"Пальцы для Керолайн" - читать интересную книгу автора (Липскеров Дмитрий)

Дмитрий ЛИПСКЕРОВ ПАЛЬЦЫ ДЛЯ КЕРОЛАЙН

Веронике Боднарек

Иосиф брал со стола заранее заготовленную пачку горчицы и высыпал две трети в ведро, бултыхал ногами, перемешивая содержимое… Мать доставала теплый плед, закутывала отца и садилась рядом с ведром на корточки. Она поплескивала на колени Иосифу горячей водой, он потел и от разливающейся по телу истомы возбуждался. Глаза его становились меньше, и все тело как-то сужалось, он начинал гладить мокрые руки матери, раздвигал свои бедра, усаживал мать на ручку кресла, запускал пальцы ей под халат, находя самое нежное женское место, и издавал стон… Мне было интересно смотреть на это из своей детской кровати, но волны горячего воздуха, насыщенного испарениями горчицы, разъедали мои глаза, и я их закрывал, прислушиваясь к звукам, издаваемым родителями…

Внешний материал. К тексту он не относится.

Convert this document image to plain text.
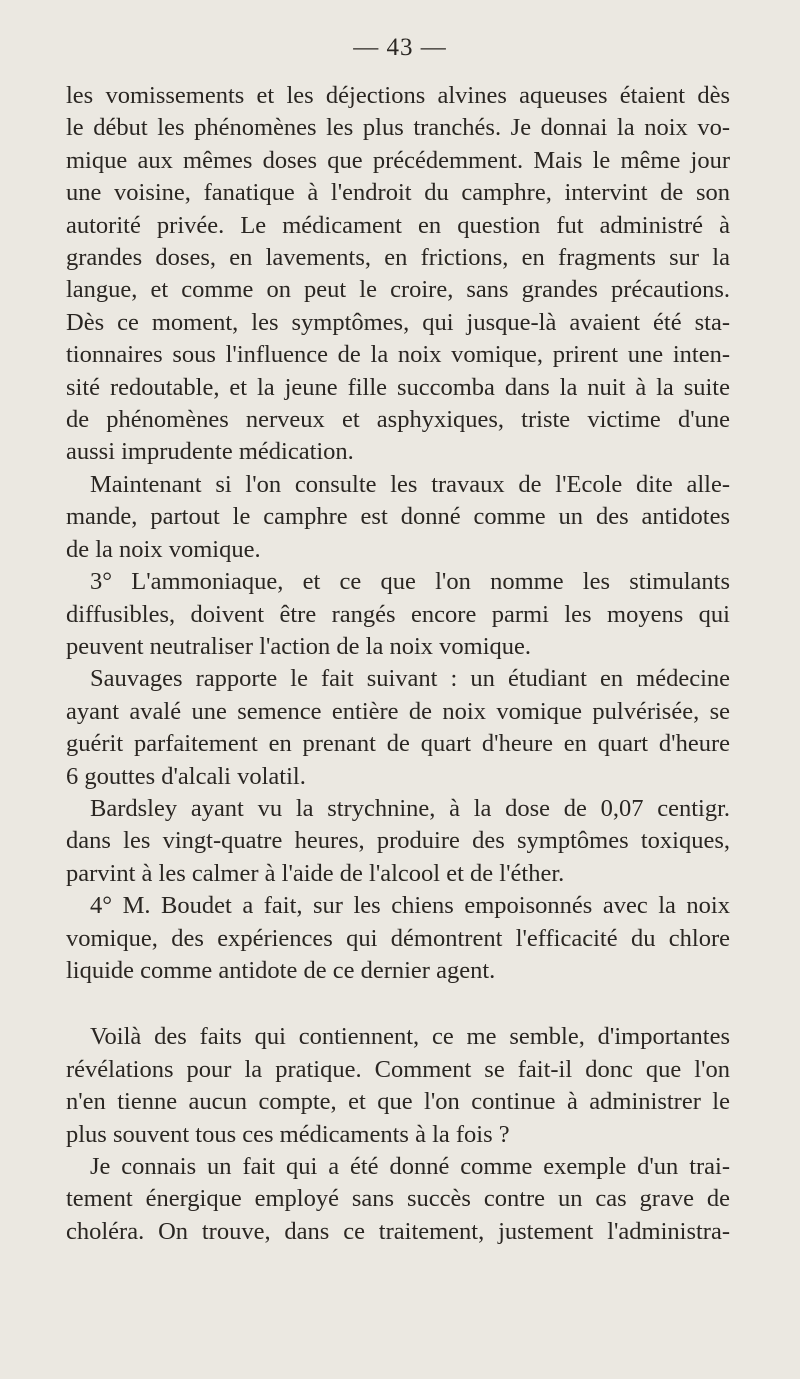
— 43 —
les vomissements et les déjections alvines aqueuses étaient dès
le début les phénomènes les plus tranchés. Je donnai la noix vo-
mique aux mêmes doses que précédemment. Mais le même jour
une voisine, fanatique à l'endroit du camphre, intervint de son
autorité privée. Le médicament en question fut administré à
grandes doses, en lavements, en frictions, en fragments sur la
langue, et comme on peut le croire, sans grandes précautions.
Dès ce moment, les symptômes, qui jusque-là avaient été sta-
tionnaires sous l'influence de la noix vomique, prirent une inten-
sité redoutable, et la jeune fille succomba dans la nuit à la suite
de phénomènes nerveux et asphyxiques, triste victime d'une
aussi imprudente médication.
Maintenant si l'on consulte les travaux de l'Ecole dite alle-
mande, partout le camphre est donné comme un des antidotes
de la noix vomique.
3° L'ammoniaque, et ce que l'on nomme les stimulants
diffusibles, doivent être rangés encore parmi les moyens qui
peuvent neutraliser l'action de la noix vomique.
Sauvages rapporte le fait suivant : un étudiant en médecine
ayant avalé une semence entière de noix vomique pulvérisée, se
guérit parfaitement en prenant de quart d'heure en quart d'heure
6 gouttes d'alcali volatil.
Bardsley ayant vu la strychnine, à la dose de 0,07 centigr.
dans les vingt-quatre heures, produire des symptômes toxiques,
parvint à les calmer à l'aide de l'alcool et de l'éther.
4° M. Boudet a fait, sur les chiens empoisonnés avec la noix
vomique, des expériences qui démontrent l'efficacité du chlore
liquide comme antidote de ce dernier agent.
Voilà des faits qui contiennent, ce me semble, d'importantes
révélations pour la pratique. Comment se fait-il donc que l'on
n'en tienne aucun compte, et que l'on continue à administrer le
plus souvent tous ces médicaments à la fois ?
Je connais un fait qui a été donné comme exemple d'un trai-
tement énergique employé sans succès contre un cas grave de
choléra. On trouve, dans ce traitement, justement l'administra-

Лишь много лет спустя я понял, что отец был очень силен как мужчина, что природа щедро наделила его мужскими соками, забрав взамен внешнюю привлекательность. И уж если соки начинали бурлить, то бурлили они до утра…

В молодости отец был авантюристом. Когда еще не было ни меня, ни моих братьев, когда Иосиф был холост и проживал со своей матерью, в его кудрявую голову пришла первая мысль нарождающегося авантюриста. Он выкрал из тайника своей родительницы все золото и бриллианты, доставшиеся ей в наследство, и исчез.

Сел в поезд и через сутки вышел в южном городе, где имелся большой международный порт. Ему понадобилась неделя на то, чтобы устроиться поваром на судно, отходящее в Индию. Он выправил себе паспорт моряка, „расплатившись за него золотыми серьгами, подкупил капитана ажурной браслеткой, чтоб тот не очень замечал изъяны в его кулинарном искусстве, и уже через десять дней качался вместе с кораблем на волнах нейтральных вод…

Отец плохо представлял себе, что будет делать в Индии. Языками он не владел, об Индии знал лишь понаслышке, и каким делом можно там заняться, понятия не имел… Попросту говоря, при первом же увольнении он хотел скрыться в Бомбее и уже никогда не возвращаться на корабль. Общаясь с моряками, Иосиф понял, что ни в каком золоте, ни в каких бриллиантах Индия не нуждается – своих навалом.

В дефиците только электроприборы, и ничего другого.

Отец при этом известии не раскис, а принялся разнюхивать, кто из моряков и что везет на продажу… Вскоре он вызнал, что помощник капитана нелегально вывозит сотню электрических чайников и десятка два пылесосов, забив ими один из трюмных отсеков. Путем грубого шантажа отец вынудил помощника уступить ему за бесценок всю контрабанду и на пятнадцатый день с начала плавания появился с кофром крайнего дефицита в Бомбее, встретившем авантюриста сезоном летних дождей.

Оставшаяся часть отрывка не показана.